Given a standard LDA model with few 1000 topics and few millions of documents, trained with Mallet / collapsed Gibbs sampler:
When inferring a new document: Why not just skip sampling and simply use the term-topic counts of the model to determine the topic assignments of the new document? I understand that applying the Gibbs sampling on the new document is taking into account the topic mixture of the new document which in turn influence how topics are composed (beta, term-freq. distributions). However as topics are kept fixed when inferring a new document, i don't see why this should be relevant.

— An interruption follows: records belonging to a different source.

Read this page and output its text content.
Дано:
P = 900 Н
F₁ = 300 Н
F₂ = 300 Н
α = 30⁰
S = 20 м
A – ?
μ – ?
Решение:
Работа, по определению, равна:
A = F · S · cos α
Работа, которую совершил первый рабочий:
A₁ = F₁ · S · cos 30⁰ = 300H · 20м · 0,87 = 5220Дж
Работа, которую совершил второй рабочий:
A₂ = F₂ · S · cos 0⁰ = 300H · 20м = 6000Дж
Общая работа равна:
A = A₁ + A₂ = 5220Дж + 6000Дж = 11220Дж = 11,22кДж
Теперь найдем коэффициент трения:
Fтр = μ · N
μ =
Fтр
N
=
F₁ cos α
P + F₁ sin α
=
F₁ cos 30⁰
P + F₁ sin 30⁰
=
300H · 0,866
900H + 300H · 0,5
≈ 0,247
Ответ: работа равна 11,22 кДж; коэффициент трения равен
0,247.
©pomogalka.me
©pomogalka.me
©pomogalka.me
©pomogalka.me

An issue with sampling is the probabilistic nature - sometimes documents topic assignments inferred, greatly vary on repeated invocations. Therefore i would like to understand the theoretical and practical value of the sampling vs. just using a deterministic method.

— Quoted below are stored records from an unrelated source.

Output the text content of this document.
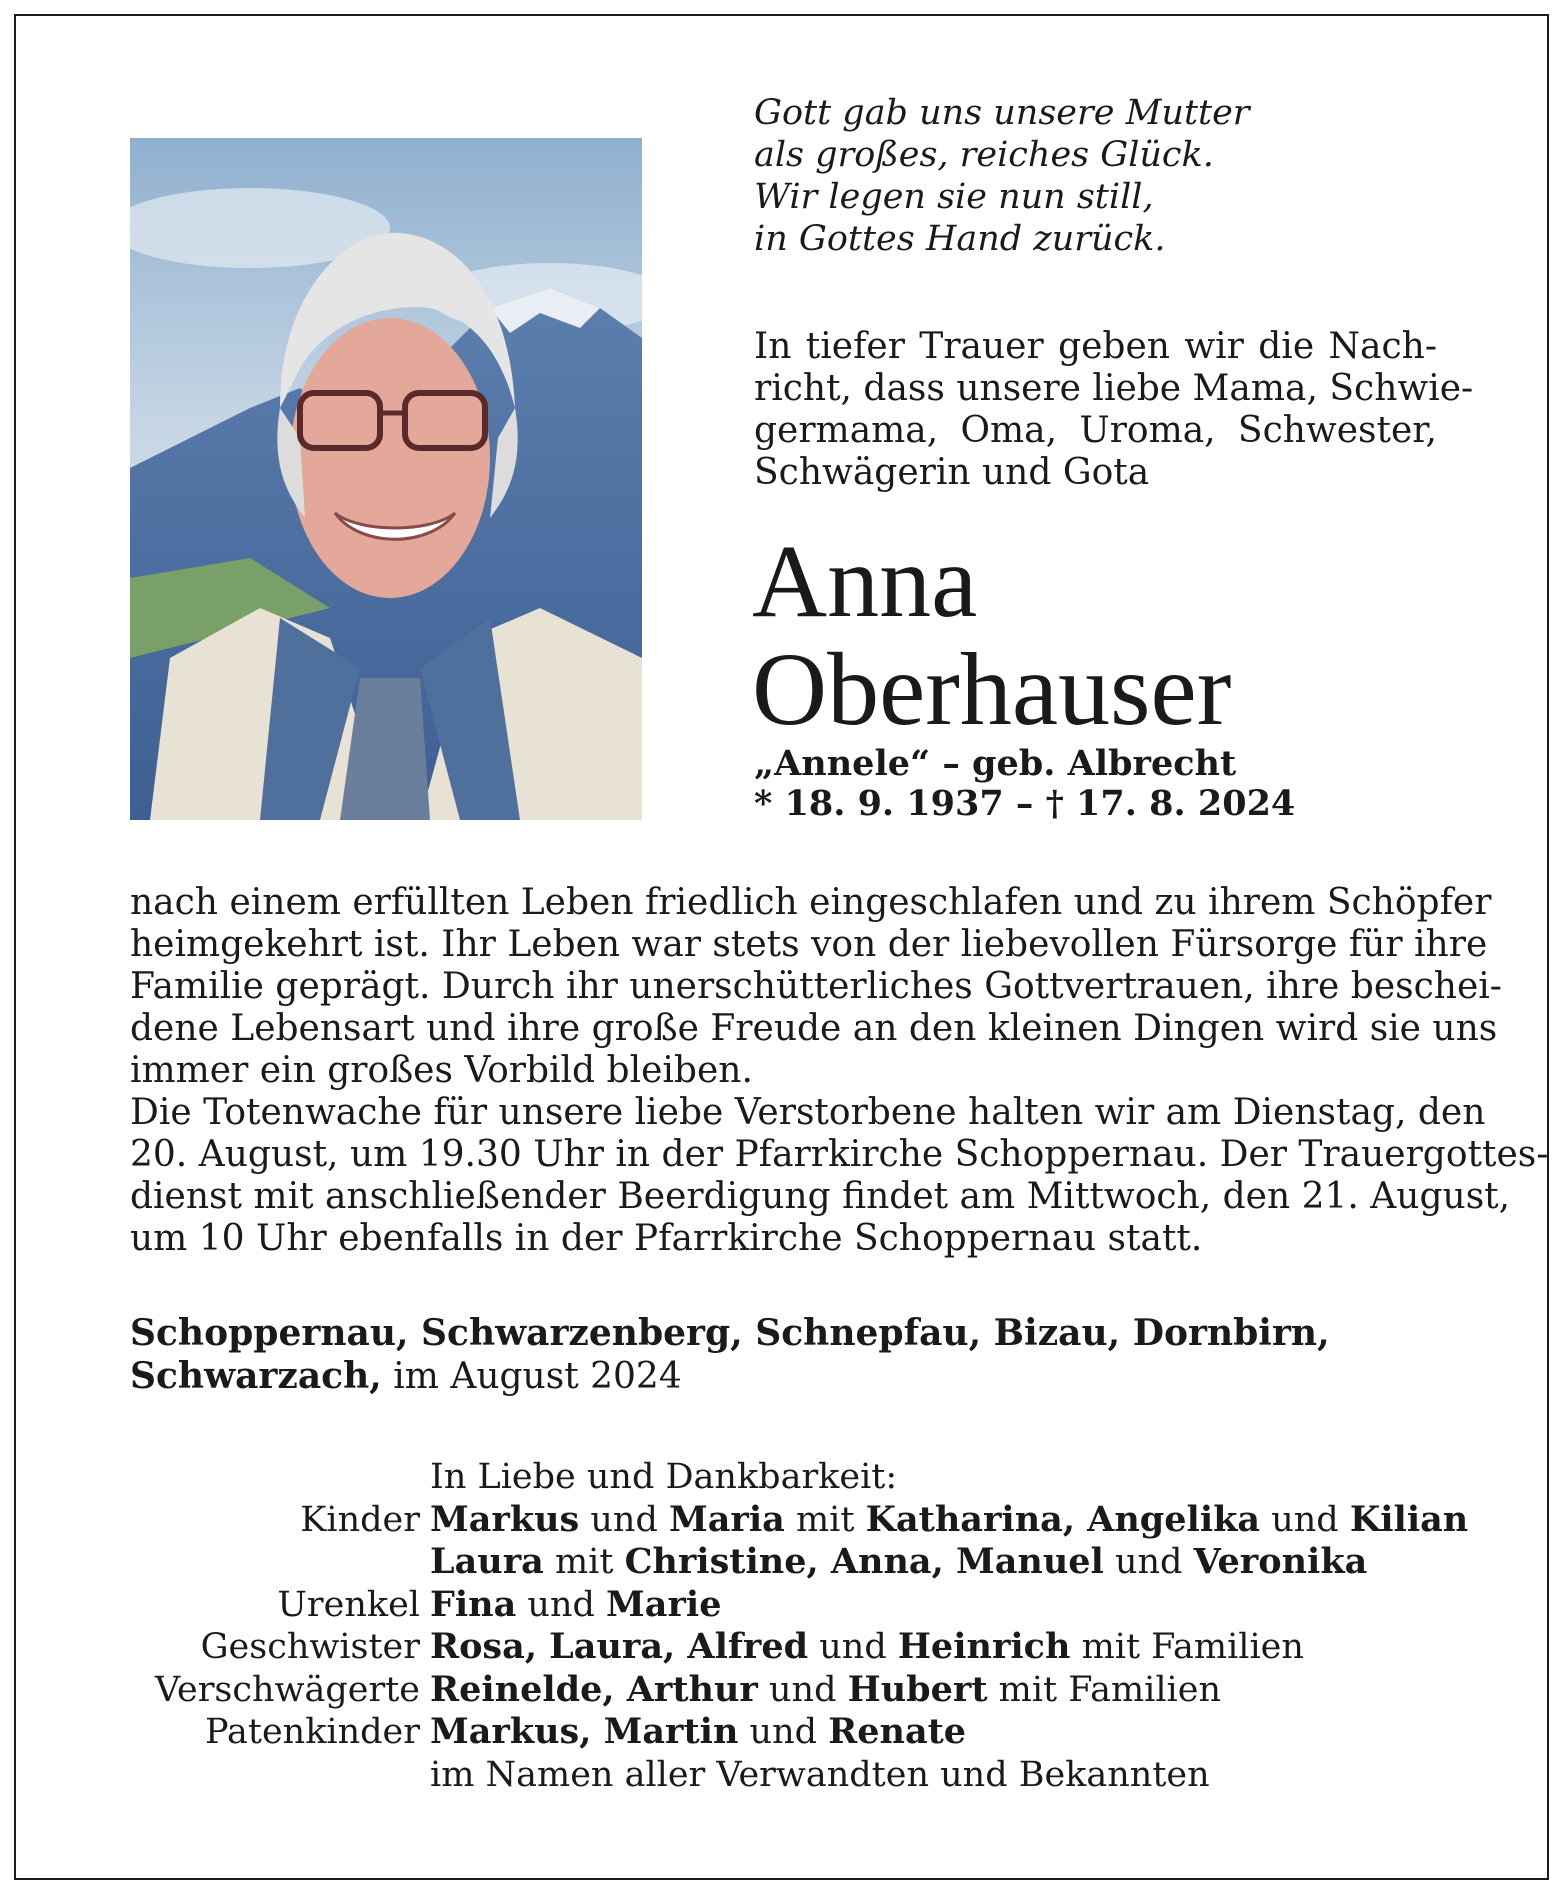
Gott gab uns unsere Mutter
als großes, reiches Glück.
Wir legen sie nun still,
in Gottes Hand zurück.
In tiefer Trauer geben wir die Nach-
richt, dass unsere liebe Mama, Schwie-
germama, Oma, Uroma, Schwester,
Schwägerin und Gota
Anna
Oberhauser
„Annele“ – geb. Albrecht
* 18. 9. 1937 – † 17. 8. 2024
nach einem erfüllten Leben friedlich eingeschlafen und zu ihrem Schöpfer
heimgekehrt ist. Ihr Leben war stets von der liebevollen Fürsorge für ihre
Familie geprägt. Durch ihr unerschütterliches Gottvertrauen, ihre beschei-
dene Lebensart und ihre große Freude an den kleinen Dingen wird sie uns
immer ein großes Vorbild bleiben.
Die Totenwache für unsere liebe Verstorbene halten wir am Dienstag, den
20. August, um 19.30 Uhr in der Pfarrkirche Schoppernau. Der Trauergottes-
dienst mit anschließender Beerdigung findet am Mittwoch, den 21. August,
um 10 Uhr ebenfalls in der Pfarrkirche Schoppernau statt.
Schoppernau, Schwarzenberg, Schnepfau, Bizau, Dornbirn,
Schwarzach, im August 2024
In Liebe und Dankbarkeit:
Kinder Markus und Maria mit Katharina, Angelika und Kilian
Laura mit Christine, Anna, Manuel und Veronika
Urenkel Fina und Marie
Geschwister Rosa, Laura, Alfred und Heinrich mit Familien
Verschwägerte Reinelde, Arthur und Hubert mit Familien
Patenkinder Markus, Martin und Renate
im Namen aller Verwandten und Bekannten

Just using term topic counts of the last Gibbs sample is not a good idea. Such an approach doesn't take into account the topic structure: if a document has many words from one topic, it's likely to have even more words from that topic [1].
For example, say two words have equal probabilities in two topics. The topic assignment of the first word in a given document affects the topic probability of the other word: the other word is more likely to be in the same topic as the first one. The relation works the other way also. The complexity of this situation is why we use methods like Gibbs sampling to estimate values for this sort of problem.
As for your comment on topic assignments varying, that can't be helped, and could be taken as a good thing: if a words topic assignment varies, you can't rely on it. What you're seeing is that the posterior distribution over topics for that word has no clear winner, so you should take a particular assignment with a grain of salt :)
[1] assuming beta, the prior on document-topic distributions, encourages sparsity, as is usually chosen for topic models.